I think all the characters are somewhat roughly sketched, but I attribute it to Hemingway's inexperience as an author at the time. Fred Henry does stand out as the only truly thought-through character, much the same way as an inexperienced art student's sketches will show a varying amount of detail throughout a drawing, because they only pay close enough attention to the parts with which they have trouble, or in which they hold the most interest. Hemingway strikes me as not yet having refined the craft of character development; he spends the most time on Henry, because he's the most important to him. At this point, he still needs to learn the discipline of creating a whole world and history and personality for each of his characters, even the minor ones. Instead, he's written caricatures; the characters play their specified roles, and feel duely fake.

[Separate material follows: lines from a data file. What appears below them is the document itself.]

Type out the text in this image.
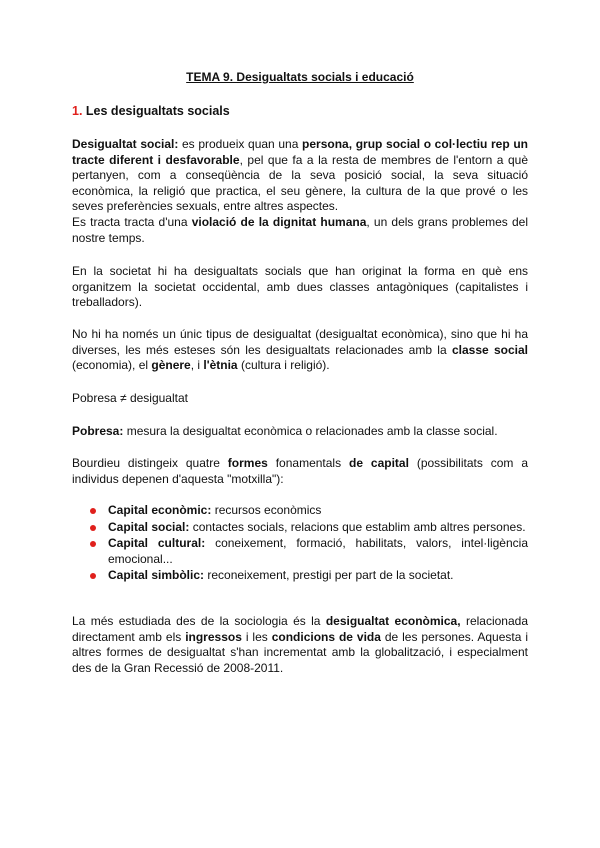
TEMA 9. Desigualtats socials i educació
1. Les desigualtats socials
Desigualtat social: es produeix quan una persona, grup social o col·lectiu rep un tracte diferent i desfavorable, pel que fa a la resta de membres de l'entorn a què pertanyen, com a conseqüència de la seva posició social, la seva situació econòmica, la religió que practica, el seu gènere, la cultura de la que prové o les seves preferències sexuals, entre altres aspectes.
Es tracta tracta d'una violació de la dignitat humana, un dels grans problemes del nostre temps.
En la societat hi ha desigualtats socials que han originat la forma en què ens organitzem la societat occidental, amb dues classes antagòniques (capitalistes i treballadors).
No hi ha només un únic tipus de desigualtat (desigualtat econòmica), sino que hi ha diverses, les més esteses són les desigualtats relacionades amb la classe social (economia), el gènere, i l'ètnia (cultura i religió).
Pobresa ≠ desigualtat
Pobresa: mesura la desigualtat econòmica o relacionades amb la classe social.
Bourdieu distingeix quatre formes fonamentals de capital (possibilitats com a individus depenen d'aquesta "motxilla"):
Capital econòmic: recursos econòmics
Capital social: contactes socials, relacions que establim amb altres persones.
Capital cultural: coneixement, formació, habilitats, valors, intel·ligència emocional...
Capital simbòlic: reconeixement, prestigi per part de la societat.
La més estudiada des de la sociologia és la desigualtat econòmica, relacionada directament amb els ingressos i les condicions de vida de les persones. Aquesta i altres formes de desigualtat s'han incrementat amb la globalització, i especialment des de la Gran Recessió de 2008-2011.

There are exceptions to this, though; I felt that the character of Aymo must have been based on someone Hemingway knew well. There is more behind the character than a person-shaped line-deliverer, so to speak; he has a history that Hemingway does not devulge, but which I felt, even in the sparse lines he delivered.
Another thing Hemingway still struggles with is constistency of character. Henry is the only character we get to know well, as Virgil points out, but what he benefits from in depth, he suffers from in breadth. Ernest writes bad romantic sequences, which is perhaps the reason Catherine is written so poorly as a whole; all of her lines are melodramatic love-talk. When Henry attempts such language, he is equally fakey. Hemingway seems to have drawn his inspiration primarily from the Hollywood films and literary conventions of his day, which tended toward hokey over-exuberance and lots of "darling, darling, darling's." This is perhaps the most glaring inconsistency that I've noticed in the book.